Chinese President Xi Jinping has called for countries to be allowed to set their own rules for cyberspace and govern the Internet as they see fit.
Speaking at the second World Internet Conference in Wuzhen, Zhejiang province, Xi said that the international community should “respect the right of individual countries to choose their own path to cyber development, model of cyber regulation and participate on the same footing.”
Rights groups have condemned China’s “all-out assault on Internet freedoms” and say China wages war on the open web through the vast censorship apparatus known as the Great Firewall.
“No country should interfere in other countries internal affairs or support activities … that undermine other countries’ national security,” Xi said.
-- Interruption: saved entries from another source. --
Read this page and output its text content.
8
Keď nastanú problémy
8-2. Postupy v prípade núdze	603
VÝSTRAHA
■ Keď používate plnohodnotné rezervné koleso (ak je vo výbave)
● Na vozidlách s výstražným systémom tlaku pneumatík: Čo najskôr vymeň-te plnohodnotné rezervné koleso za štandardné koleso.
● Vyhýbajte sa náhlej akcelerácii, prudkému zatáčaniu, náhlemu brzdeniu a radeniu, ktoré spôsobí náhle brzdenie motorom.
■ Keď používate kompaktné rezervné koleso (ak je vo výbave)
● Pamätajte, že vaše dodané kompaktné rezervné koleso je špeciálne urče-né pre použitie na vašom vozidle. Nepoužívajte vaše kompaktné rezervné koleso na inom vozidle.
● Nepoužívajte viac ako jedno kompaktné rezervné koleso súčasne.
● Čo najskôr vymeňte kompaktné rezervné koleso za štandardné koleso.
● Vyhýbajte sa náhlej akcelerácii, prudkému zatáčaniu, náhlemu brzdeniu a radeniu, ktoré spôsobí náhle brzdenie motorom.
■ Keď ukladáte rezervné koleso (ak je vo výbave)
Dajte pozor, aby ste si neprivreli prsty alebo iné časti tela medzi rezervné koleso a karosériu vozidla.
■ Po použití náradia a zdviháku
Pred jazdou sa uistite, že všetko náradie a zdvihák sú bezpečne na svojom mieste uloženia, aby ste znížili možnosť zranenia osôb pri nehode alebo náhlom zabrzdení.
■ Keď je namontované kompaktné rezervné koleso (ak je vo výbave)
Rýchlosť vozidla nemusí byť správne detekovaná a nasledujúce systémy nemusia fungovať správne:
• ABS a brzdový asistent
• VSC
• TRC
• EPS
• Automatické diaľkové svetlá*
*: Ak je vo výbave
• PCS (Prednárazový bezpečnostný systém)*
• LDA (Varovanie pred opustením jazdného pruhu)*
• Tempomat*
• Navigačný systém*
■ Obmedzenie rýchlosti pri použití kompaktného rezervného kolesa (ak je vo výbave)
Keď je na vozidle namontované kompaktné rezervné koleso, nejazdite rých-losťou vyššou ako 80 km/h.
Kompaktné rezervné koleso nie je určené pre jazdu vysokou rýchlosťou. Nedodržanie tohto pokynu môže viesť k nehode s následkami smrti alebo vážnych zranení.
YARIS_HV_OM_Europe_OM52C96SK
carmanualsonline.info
“On one hand, we should respect the freedom of expression. On the other, we need to create a fine cyberspace order following relevant laws.”
Cyber sovereignty
While China has long censored and regulated its domestic Internet, in recent years it has advanced a concept of “cyber sovereignty” that seeks in part to upend the current system of online governance.
“Under the guise of sovereignty and security, the Chinese authorities are trying to rewrite the rules of the internet so censorship and surveillance become the norm everywhere. This is an all-out assault on Internet freedoms,” said Roseann Rife, East Asia Research Director at Amnesty International.
A draft Chinese cyber security law, revealed earlier this year, will codify currently scattered Internet censorship rules and expand authorities’ abilities to, among other things, completely cut off Internet access in the name of “national security”.
Speaking to reporters last week, the head of the Cyberspace Administration of China, Lu Wei said that China does not censor the Internet, it regulates it.
“If we really censor the Internet, how come our Internet user population and their reliance on the Internet keep growing?
“Let me tell you, China has four million websites, nearly 700 million Internet users, 1.2 billion mobile phone users as well as 600 million WeChat and Weibo users. Every day they post 30 billion messages. It’s simply impossible for any country or organization to censor 30 billion messages.”
But he added: “Not censoring doesn’t mean there is no bottom line: If you touch that line and violate the law, you will be held responsible.”
Many observers have pointed to the irony of holding an “Internet conference” in China, last year attendees of the Wuzhen forum were given access to Facebook and Twitter, among other blocked services.
New online world order
Lu has previously advanced a “multilateral” approach to global Internet governance that focuses on “the state making the rules based on the idea of the sovereignty of the nation-state representing its citizens.”
In his keynote speech on Wednesday, Xi reiterated this idea, saying that countries should work together to “build an Internet governance system to promote equity and justice.”
“International cyberspace governance should promote a multilateral approach,” he said.
The end goal of this tactic is, according to Franz-Stefan Gady of the East West Institute, to “gain de jure international support for China’s de facto Internet censorship policies.”
Beijing has long emphasized a need for “a new global Internet governance system”, said David Bandurski, editor of the China Media Project at the University of Hong Kong.
“China wants to legitimize its vision of a bordered Internet, an international Internet rather than a global one,” where each country is able to set its own rules and restrictions.
Beijing has also sought the support from multinational Internet companies for cyber sovereignty. In September, ahead of Xi’s state visit to Washington, officials called on several American tech firms to sign a document promising not to harm Chinese national security or consumer rights.
“Tech companies must not turn a blind eye to such repression or give credence to any notion of internet sovereignty that is an attack on the rights to freedom of expression or privacy,” said Amnesty’s Rife.
“China is a huge market, and it knows it,” said Bandurski.
“They want to use this to try and encourage compliance or support for the idea (of Internet sovereignty).”